В голосе, чужом и хриплом, не узнал голоса жены:
– Христом-богом прошу… Пусти меня к мужу… Кличет меня… Говорит, возьму с дитем. А ты, Арсений Андреевич, лихом не помни и не держи меня!.. Все одно уйду, не люб ты мне больше!
– Допрежь выкорми дитя, посля иди, неволить не стану… А сына тебе не отдам!

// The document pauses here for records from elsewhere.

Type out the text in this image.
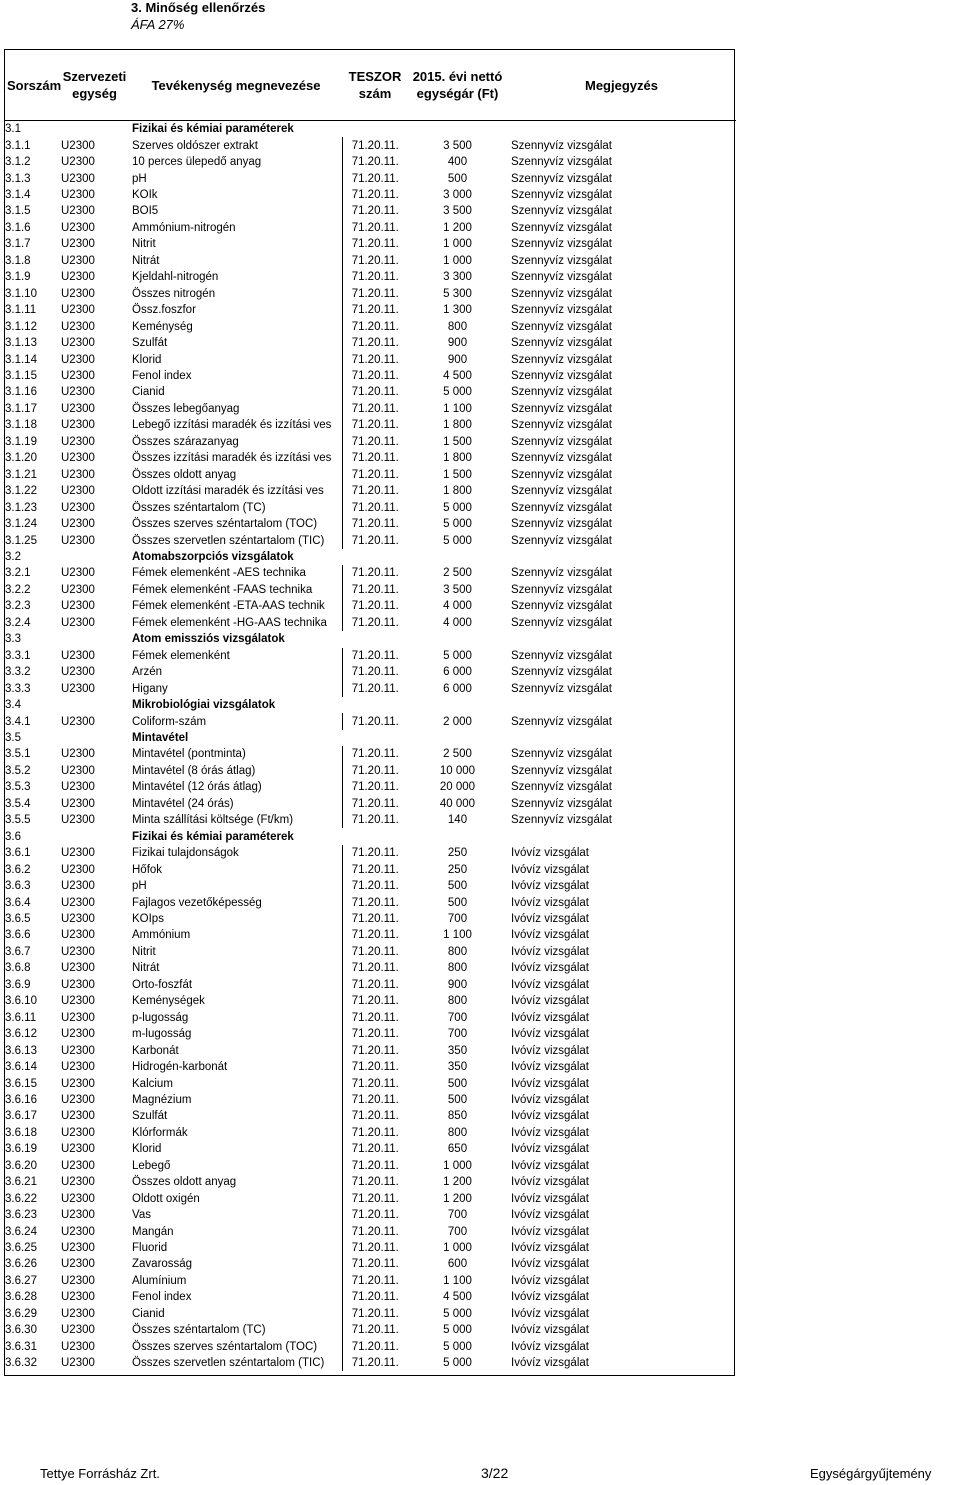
3. Minőség ellenőrzés
ÁFA 27%
Sorszám	Szervezeti egység	Tevékenység megnevezése	TESZOR szám	2015. évi nettó egységár (Ft)	Megjegyzés
3.1		Fizikai és kémiai paraméterek			
3.1.1	U2300	Szerves oldószer extrakt	71.20.11.	3 500	Szennyvíz vizsgálat
3.1.2	U2300	10 perces ülepedő anyag	71.20.11.	400	Szennyvíz vizsgálat
3.1.3	U2300	pH	71.20.11.	500	Szennyvíz vizsgálat
3.1.4	U2300	KOIk	71.20.11.	3 000	Szennyvíz vizsgálat
3.1.5	U2300	BOI5	71.20.11.	3 500	Szennyvíz vizsgálat
3.1.6	U2300	Ammónium-nitrogén	71.20.11.	1 200	Szennyvíz vizsgálat
3.1.7	U2300	Nitrit	71.20.11.	1 000	Szennyvíz vizsgálat
3.1.8	U2300	Nitrát	71.20.11.	1 000	Szennyvíz vizsgálat
3.1.9	U2300	Kjeldahl-nitrogén	71.20.11.	3 300	Szennyvíz vizsgálat
3.1.10	U2300	Összes nitrogén	71.20.11.	5 300	Szennyvíz vizsgálat
3.1.11	U2300	Össz.foszfor	71.20.11.	1 300	Szennyvíz vizsgálat
3.1.12	U2300	Keménység	71.20.11.	800	Szennyvíz vizsgálat
3.1.13	U2300	Szulfát	71.20.11.	900	Szennyvíz vizsgálat
3.1.14	U2300	Klorid	71.20.11.	900	Szennyvíz vizsgálat
3.1.15	U2300	Fenol index	71.20.11.	4 500	Szennyvíz vizsgálat
3.1.16	U2300	Cianid	71.20.11.	5 000	Szennyvíz vizsgálat
3.1.17	U2300	Összes lebegőanyag	71.20.11.	1 100	Szennyvíz vizsgálat
3.1.18	U2300	Lebegő izzítási maradék és izzítási ves	71.20.11.	1 800	Szennyvíz vizsgálat
3.1.19	U2300	Összes szárazanyag	71.20.11.	1 500	Szennyvíz vizsgálat
3.1.20	U2300	Összes izzítási maradék és izzítási ves	71.20.11.	1 800	Szennyvíz vizsgálat
3.1.21	U2300	Összes oldott anyag	71.20.11.	1 500	Szennyvíz vizsgálat
3.1.22	U2300	Oldott izzítási maradék és izzítási ves	71.20.11.	1 800	Szennyvíz vizsgálat
3.1.23	U2300	Összes széntartalom (TC)	71.20.11.	5 000	Szennyvíz vizsgálat
3.1.24	U2300	Összes szerves széntartalom (TOC)	71.20.11.	5 000	Szennyvíz vizsgálat
3.1.25	U2300	Összes szervetlen széntartalom (TIC)	71.20.11.	5 000	Szennyvíz vizsgálat
3.2		Atomabszorpciós vizsgálatok			
3.2.1	U2300	Fémek elemenként -AES technika	71.20.11.	2 500	Szennyvíz vizsgálat
3.2.2	U2300	Fémek elemenként -FAAS technika	71.20.11.	3 500	Szennyvíz vizsgálat
3.2.3	U2300	Fémek elemenként -ETA-AAS technik	71.20.11.	4 000	Szennyvíz vizsgálat
3.2.4	U2300	Fémek elemenként -HG-AAS technika	71.20.11.	4 000	Szennyvíz vizsgálat
3.3		Atom emissziós vizsgálatok			
3.3.1	U2300	Fémek elemenként	71.20.11.	5 000	Szennyvíz vizsgálat
3.3.2	U2300	Arzén	71.20.11.	6 000	Szennyvíz vizsgálat
3.3.3	U2300	Higany	71.20.11.	6 000	Szennyvíz vizsgálat
3.4		Mikrobiológiai vizsgálatok			
3.4.1	U2300	Coliform-szám	71.20.11.	2 000	Szennyvíz vizsgálat
3.5		Mintavétel			
3.5.1	U2300	Mintavétel (pontminta)	71.20.11.	2 500	Szennyvíz vizsgálat
3.5.2	U2300	Mintavétel (8 órás átlag)	71.20.11.	10 000	Szennyvíz vizsgálat
3.5.3	U2300	Mintavétel (12 órás átlag)	71.20.11.	20 000	Szennyvíz vizsgálat
3.5.4	U2300	Mintavétel (24 órás)	71.20.11.	40 000	Szennyvíz vizsgálat
3.5.5	U2300	Minta szállítási költsége (Ft/km)	71.20.11.	140	Szennyvíz vizsgálat
3.6		Fizikai és kémiai paraméterek			
3.6.1	U2300	Fizikai tulajdonságok	71.20.11.	250	Ivóvíz vizsgálat
3.6.2	U2300	Hőfok	71.20.11.	250	Ivóvíz vizsgálat
3.6.3	U2300	pH	71.20.11.	500	Ivóvíz vizsgálat
3.6.4	U2300	Fajlagos vezetőképesség	71.20.11.	500	Ivóvíz vizsgálat
3.6.5	U2300	KOIps	71.20.11.	700	Ivóvíz vizsgálat
3.6.6	U2300	Ammónium	71.20.11.	1 100	Ivóvíz vizsgálat
3.6.7	U2300	Nitrit	71.20.11.	800	Ivóvíz vizsgálat
3.6.8	U2300	Nitrát	71.20.11.	800	Ivóvíz vizsgálat
3.6.9	U2300	Orto-foszfát	71.20.11.	900	Ivóvíz vizsgálat
3.6.10	U2300	Keménységek	71.20.11.	800	Ivóvíz vizsgálat
3.6.11	U2300	p-lugosság	71.20.11.	700	Ivóvíz vizsgálat
3.6.12	U2300	m-lugosság	71.20.11.	700	Ivóvíz vizsgálat
3.6.13	U2300	Karbonát	71.20.11.	350	Ivóvíz vizsgálat
3.6.14	U2300	Hidrogén-karbonát	71.20.11.	350	Ivóvíz vizsgálat
3.6.15	U2300	Kalcium	71.20.11.	500	Ivóvíz vizsgálat
3.6.16	U2300	Magnézium	71.20.11.	500	Ivóvíz vizsgálat
3.6.17	U2300	Szulfát	71.20.11.	850	Ivóvíz vizsgálat
3.6.18	U2300	Klórformák	71.20.11.	800	Ivóvíz vizsgálat
3.6.19	U2300	Klorid	71.20.11.	650	Ivóvíz vizsgálat
3.6.20	U2300	Lebegő	71.20.11.	1 000	Ivóvíz vizsgálat
3.6.21	U2300	Összes oldott anyag	71.20.11.	1 200	Ivóvíz vizsgálat
3.6.22	U2300	Oldott oxigén	71.20.11.	1 200	Ivóvíz vizsgálat
3.6.23	U2300	Vas	71.20.11.	700	Ivóvíz vizsgálat
3.6.24	U2300	Mangán	71.20.11.	700	Ivóvíz vizsgálat
3.6.25	U2300	Fluorid	71.20.11.	1 000	Ivóvíz vizsgálat
3.6.26	U2300	Zavarosság	71.20.11.	600	Ivóvíz vizsgálat
3.6.27	U2300	Alumínium	71.20.11.	1 100	Ivóvíz vizsgálat
3.6.28	U2300	Fenol index	71.20.11.	4 500	Ivóvíz vizsgálat
3.6.29	U2300	Cianid	71.20.11.	5 000	Ivóvíz vizsgálat
3.6.30	U2300	Összes széntartalom (TC)	71.20.11.	5 000	Ivóvíz vizsgálat
3.6.31	U2300	Összes szerves széntartalom (TOC)	71.20.11.	5 000	Ivóvíz vizsgálat
3.6.32	U2300	Összes szervetlen széntartalom (TIC)	71.20.11.	5 000	Ivóvíz vizsgálat
Tettye Forrásház Zrt.	3/22	Egységárgyűjtemény
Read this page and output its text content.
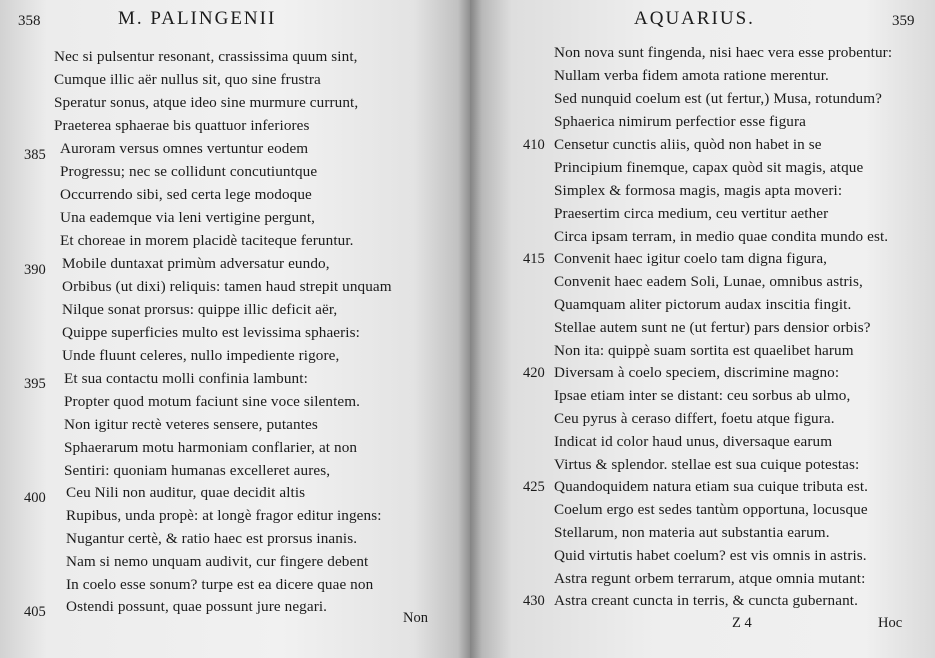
358	M. PALINGENII
385
390
395
400
405
Nec si pulsentur resonant, crassissima quum sint,
Cumque illic aër nullus sit, quo sine frustra
Speratur sonus, atque ideo sine murmure currunt,
Praeterea sphaerae bis quattuor inferiores
Auroram versus omnes vertuntur eodem
Progressu; nec se collidunt concutiuntque
Occurrendo sibi, sed certa lege modoque
Una eademque via leni vertigine pergunt,
Et choreae in morem placidè taciteque feruntur.
Mobile duntaxat primùm adversatur eundo,
Orbibus (ut dixi) reliquis: tamen haud strepit unquam
Nilque sonat prorsus: quippe illic deficit aër,
Quippe superficies multo est levissima sphaeris:
Unde fluunt celeres, nullo impediente rigore,
Et sua contactu molli confinia lambunt:
Propter quod motum faciunt sine voce silentem.
Non igitur rectè veteres sensere, putantes
Sphaerarum motu harmoniam conflarier, at non
Sentiri: quoniam humanas excelleret aures,
Ceu Nili non auditur, quae decidit altis
Rupibus, unda propè: at longè fragor editur ingens:
Nugantur certè, & ratio haec est prorsus inanis.
Nam si nemo unquam audivit, cur fingere debent
In coelo esse sonum? turpe est ea dicere quae non
Ostendi possunt, quae possunt jure negari.
Non
AQUARIUS.	359
410
415
420
425
430
Non nova sunt fingenda, nisi haec vera esse probentur:
Nullam verba fidem amota ratione merentur.
Sed nunquid coelum est (ut fertur,) Musa, rotundum?
Sphaerica nimirum perfectior esse figura
Censetur cunctis aliis, quòd non habet in se
Principium finemque, capax quòd sit magis, atque
Simplex & formosa magis, magis apta moveri:
Praesertim circa medium, ceu vertitur aether
Circa ipsam terram, in medio quae condita mundo est.
Convenit haec igitur coelo tam digna figura,
Convenit haec eadem Soli, Lunae, omnibus astris,
Quamquam aliter pictorum audax inscitia fingit.
Stellae autem sunt ne (ut fertur) pars densior orbis?
Non ita: quippè suam sortita est quaelibet harum
Diversam à coelo speciem, discrimine magno:
Ipsae etiam inter se distant: ceu sorbus ab ulmo,
Ceu pyrus à ceraso differt, foetu atque figura.
Indicat id color haud unus, diversaque earum
Virtus & splendor. stellae est sua cuique potestas:
Quandoquidem natura etiam sua cuique tributa est.
Coelum ergo est sedes tantùm opportuna, locusque
Stellarum, non materia aut substantia earum.
Quid virtutis habet coelum? est vis omnis in astris.
Astra regunt orbem terrarum, atque omnia mutant:
Astra creant cuncta in terris, & cuncta gubernant.
Z 4	Hoc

Я за Советскую власть четыре года сражался, израненный весь, а муж твой – кадет… от Врангеля пришел… Вырастет мой парнишка, батрачить на него будет… Не хочу!..
Подошла Анна вплотную, жарко дохнула в лицо Арсению:
– Не дашь дитя?..
– Нет!..
– Не дашь дитя?!
Злобою вспухло у Арсения сердце, в первый раз за все время житья с Анной сжал кулак, ударить хотел промеж глаз, горевших ненавистью к нему, но сдержался, сказал глухо:
– Гляди, Анна!..
С вечеру, после ужина, покормила Анна ребенка грудью и, накинув платок, вышла во двор. Долго не возвращалась. Арсений, угнувшись над лавкой, чинил хомут. Услышал, как скрипнула дверь. Не поворачивая головы, по шагам узнал Анну. Прошла к люльке, переменила пеленки и молча легла спать. Лег и Арсений. Не спал, ворочался, слышал отрывистое дыхание жены и неровные удары сердца. В полночь уснул. Удушьем навалился сон… Не слыхал, как после первых кочетов кошкою слезла с кровати Анна, не зажигая огня, оделась, закутала в платок дитя и вышла, не скрипнув дверью.